McCullough’s book is being released at a time when the Wrights’ pre-eminence as the true pioneers of piloted flight have been challenged by claims elsewhere. In June 2013, Connecticut Gov. Dannel Malloy signed a bill that named Bridgeport resident and immigrant, Gustave Whitehead, as the first person to pilot a powered airplane.
“It’s all perfect timing that it’s happening right now,” Kress said. “Nothing better than a Tom Hanks production to set the record straight.”
“I think that’s what’s really important to us,” Gaffney said. “We’re hoping they see it as a Dayton story and not simply as a North Carolina story. North Carolina is part of it. But a small part.”
“I discussed this with the most eminent scholars of aviation at the Smithsonian Institution,” McCullough added. “I’ve studied what there is know about it myself.
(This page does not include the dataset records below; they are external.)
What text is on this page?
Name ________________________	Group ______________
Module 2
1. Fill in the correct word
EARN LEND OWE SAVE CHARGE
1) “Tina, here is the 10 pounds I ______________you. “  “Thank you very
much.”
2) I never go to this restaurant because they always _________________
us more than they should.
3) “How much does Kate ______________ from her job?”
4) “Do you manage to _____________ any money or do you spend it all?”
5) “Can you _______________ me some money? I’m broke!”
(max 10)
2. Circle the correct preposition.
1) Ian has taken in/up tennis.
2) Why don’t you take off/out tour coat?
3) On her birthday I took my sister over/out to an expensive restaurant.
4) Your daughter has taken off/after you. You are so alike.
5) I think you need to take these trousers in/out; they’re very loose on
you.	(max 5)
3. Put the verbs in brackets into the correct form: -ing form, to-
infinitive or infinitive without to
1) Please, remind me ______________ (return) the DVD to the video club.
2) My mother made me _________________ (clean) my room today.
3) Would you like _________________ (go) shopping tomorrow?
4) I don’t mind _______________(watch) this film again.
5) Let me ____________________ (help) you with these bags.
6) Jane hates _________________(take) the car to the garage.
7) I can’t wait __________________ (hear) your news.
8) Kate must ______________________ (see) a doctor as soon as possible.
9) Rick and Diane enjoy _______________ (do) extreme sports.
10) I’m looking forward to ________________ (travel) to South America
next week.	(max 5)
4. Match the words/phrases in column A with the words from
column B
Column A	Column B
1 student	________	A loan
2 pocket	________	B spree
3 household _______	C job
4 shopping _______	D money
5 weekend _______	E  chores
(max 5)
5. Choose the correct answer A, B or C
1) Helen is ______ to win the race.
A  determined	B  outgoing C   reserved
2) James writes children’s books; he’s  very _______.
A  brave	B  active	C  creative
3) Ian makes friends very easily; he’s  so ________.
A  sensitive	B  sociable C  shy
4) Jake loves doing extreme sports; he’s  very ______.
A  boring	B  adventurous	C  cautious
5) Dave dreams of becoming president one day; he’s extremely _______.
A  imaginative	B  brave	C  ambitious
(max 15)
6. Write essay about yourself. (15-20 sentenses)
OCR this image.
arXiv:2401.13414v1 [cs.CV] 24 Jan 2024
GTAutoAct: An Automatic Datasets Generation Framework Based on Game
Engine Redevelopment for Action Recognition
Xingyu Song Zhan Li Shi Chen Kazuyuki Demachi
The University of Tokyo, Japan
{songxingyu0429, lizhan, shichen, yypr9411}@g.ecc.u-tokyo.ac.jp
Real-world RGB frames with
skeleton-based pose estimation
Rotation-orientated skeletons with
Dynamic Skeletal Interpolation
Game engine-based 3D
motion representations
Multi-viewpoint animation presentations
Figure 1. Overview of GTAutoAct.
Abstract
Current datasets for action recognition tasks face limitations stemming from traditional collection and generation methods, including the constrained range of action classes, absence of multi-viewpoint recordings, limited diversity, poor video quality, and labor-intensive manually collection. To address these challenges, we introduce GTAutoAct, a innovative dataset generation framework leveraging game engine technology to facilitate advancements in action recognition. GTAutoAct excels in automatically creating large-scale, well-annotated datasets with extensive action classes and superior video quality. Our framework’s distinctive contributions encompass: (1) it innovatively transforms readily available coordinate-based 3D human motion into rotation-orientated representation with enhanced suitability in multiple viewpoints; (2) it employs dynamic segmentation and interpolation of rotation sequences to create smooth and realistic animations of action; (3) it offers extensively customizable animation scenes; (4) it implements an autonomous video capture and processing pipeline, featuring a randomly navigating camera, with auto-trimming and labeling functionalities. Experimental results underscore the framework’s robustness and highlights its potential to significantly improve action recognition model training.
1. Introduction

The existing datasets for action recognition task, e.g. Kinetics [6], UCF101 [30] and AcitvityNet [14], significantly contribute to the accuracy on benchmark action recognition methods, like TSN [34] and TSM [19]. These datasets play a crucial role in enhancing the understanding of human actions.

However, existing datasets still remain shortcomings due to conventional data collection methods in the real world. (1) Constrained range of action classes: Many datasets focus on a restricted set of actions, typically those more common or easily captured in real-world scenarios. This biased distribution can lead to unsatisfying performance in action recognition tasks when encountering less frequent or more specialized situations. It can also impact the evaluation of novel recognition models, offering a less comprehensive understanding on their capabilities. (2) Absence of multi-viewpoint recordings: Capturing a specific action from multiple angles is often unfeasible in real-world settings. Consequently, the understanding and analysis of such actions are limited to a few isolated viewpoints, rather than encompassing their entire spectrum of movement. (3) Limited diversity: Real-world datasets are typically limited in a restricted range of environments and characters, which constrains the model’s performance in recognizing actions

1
And the problem with that whole Whitehead claim is that there’s no evidence.”
McCullough is scheduled to be at the Kettering Middle School, 3000 Glengarry Drive, in a ticketed event sponsored by Books & Co., at 7 p.m., June 8, a Simon & Schuster publicist said Thursday.
A newspaper article penned as the account of a witness claimed Whitehead made a powered flight in Connecticut in August 1901, before the Wright Brothers’ historic first flight at Kitty Hawk, N.C. on Dec. 17, 1903.
The states of Ohio and North Carolina have rebutted those claims, pointing out there is no known photographic evidence of a Whitehead flight on the claimed date.